Zwar war er nun ein berühmter Schriftsteller, aber anders, als er es sich vorgestellt hatte: Seine ernsten Werke wurden vergleichsweise wenig wahrgenommen, mit einem guten Teil des intellektuellen Establishments hatte er es sich verscherzt. International wurde er kaum rezipiert, weil seine Werke wegen seiner Wortspiele und dem spezifisch französischen Humor ironischerweise nur sehr schwer zu übersetzen sind. Internationale Bekanntheit sollte er erst 1954 mit einem Lied erlangen, »Le Déserteur«, in dem er zum passiven Widerstand gegen die Einberufung zu Kolonialkriegen aufrief. Auch dieses Lied wurde mit Klagen überzogen und zensiert, bis sich Frankreich 1962 aus Algerien zurückzog.

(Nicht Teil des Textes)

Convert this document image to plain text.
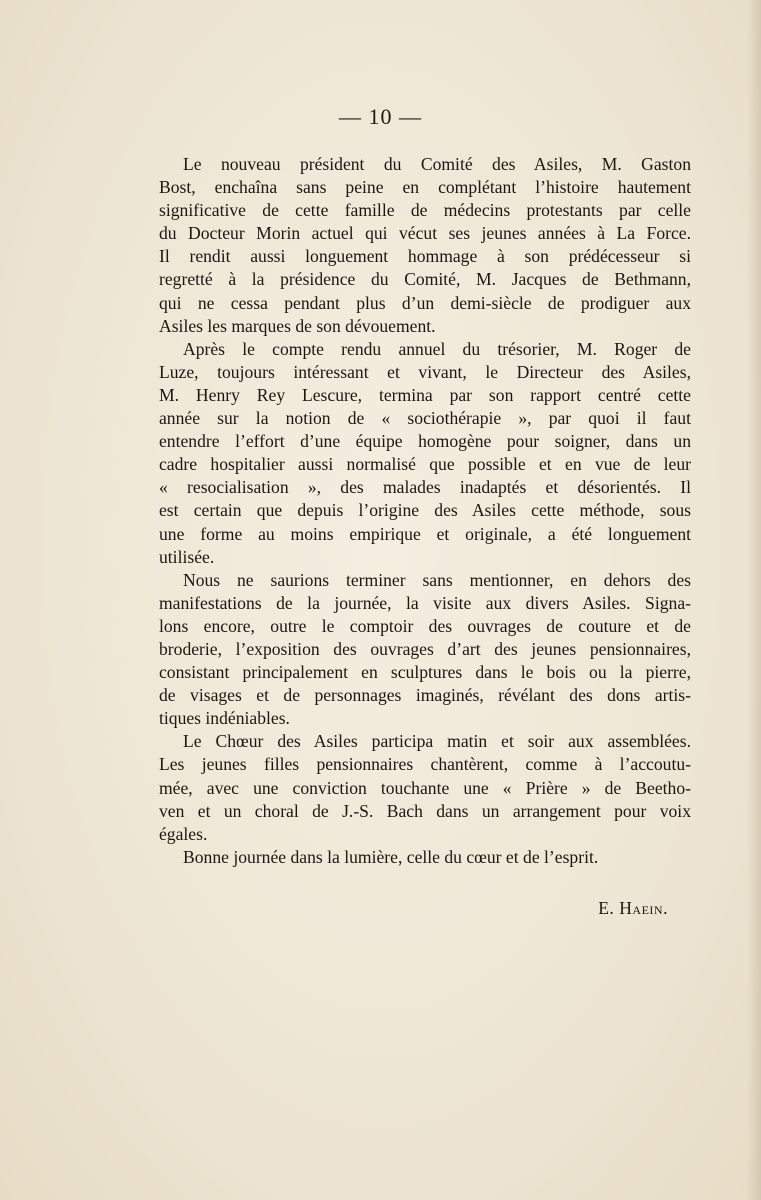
— 10 —
Le nouveau président du Comité des Asiles, M. Gaston
Bost, enchaîna sans peine en complétant l’histoire hautement
significative de cette famille de médecins protestants par celle
du Docteur Morin actuel qui vécut ses jeunes années à La Force.
Il rendit aussi longuement hommage à son prédécesseur si
regretté à la présidence du Comité, M. Jacques de Bethmann,
qui ne cessa pendant plus d’un demi-siècle de prodiguer aux
Asiles les marques de son dévouement.
Après le compte rendu annuel du trésorier, M. Roger de
Luze, toujours intéressant et vivant, le Directeur des Asiles,
M. Henry Rey Lescure, termina par son rapport centré cette
année sur la notion de « sociothérapie », par quoi il faut
entendre l’effort d’une équipe homogène pour soigner, dans un
cadre hospitalier aussi normalisé que possible et en vue de leur
« resocialisation », des malades inadaptés et désorientés. Il
est certain que depuis l’origine des Asiles cette méthode, sous
une forme au moins empirique et originale, a été longuement
utilisée.
Nous ne saurions terminer sans mentionner, en dehors des
manifestations de la journée, la visite aux divers Asiles. Signa-
lons encore, outre le comptoir des ouvrages de couture et de
broderie, l’exposition des ouvrages d’art des jeunes pensionnaires,
consistant principalement en sculptures dans le bois ou la pierre,
de visages et de personnages imaginés, révélant des dons artis-
tiques indéniables.
Le Chœur des Asiles participa matin et soir aux assemblées.
Les jeunes filles pensionnaires chantèrent, comme à l’accoutu-
mée, avec une conviction touchante une « Prière » de Beetho-
ven et un choral de J.-S. Bach dans un arrangement pour voix
égales.
Bonne journée dans la lumière, celle du cœur et de l’esprit.
E. Haein.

Da war Boris Vian schon drei Jahre tot. Er starb an einer Herzmuskelschwäche, auf die er sein Lebtag lang kaum Rücksicht genommen hatte: Zu gern spielte er seine Trompete, zu wild waren die Nächte, und zu viel Spaß machte ihm die Aufregung, die er verursachte. Sein Herz blieb bei der ­Abnahme des Films stehen, dem »Ich werde auf eure Gräber spucken« als Vorlage gedient hatte und der im Sommer 1959 in die Kinos kam.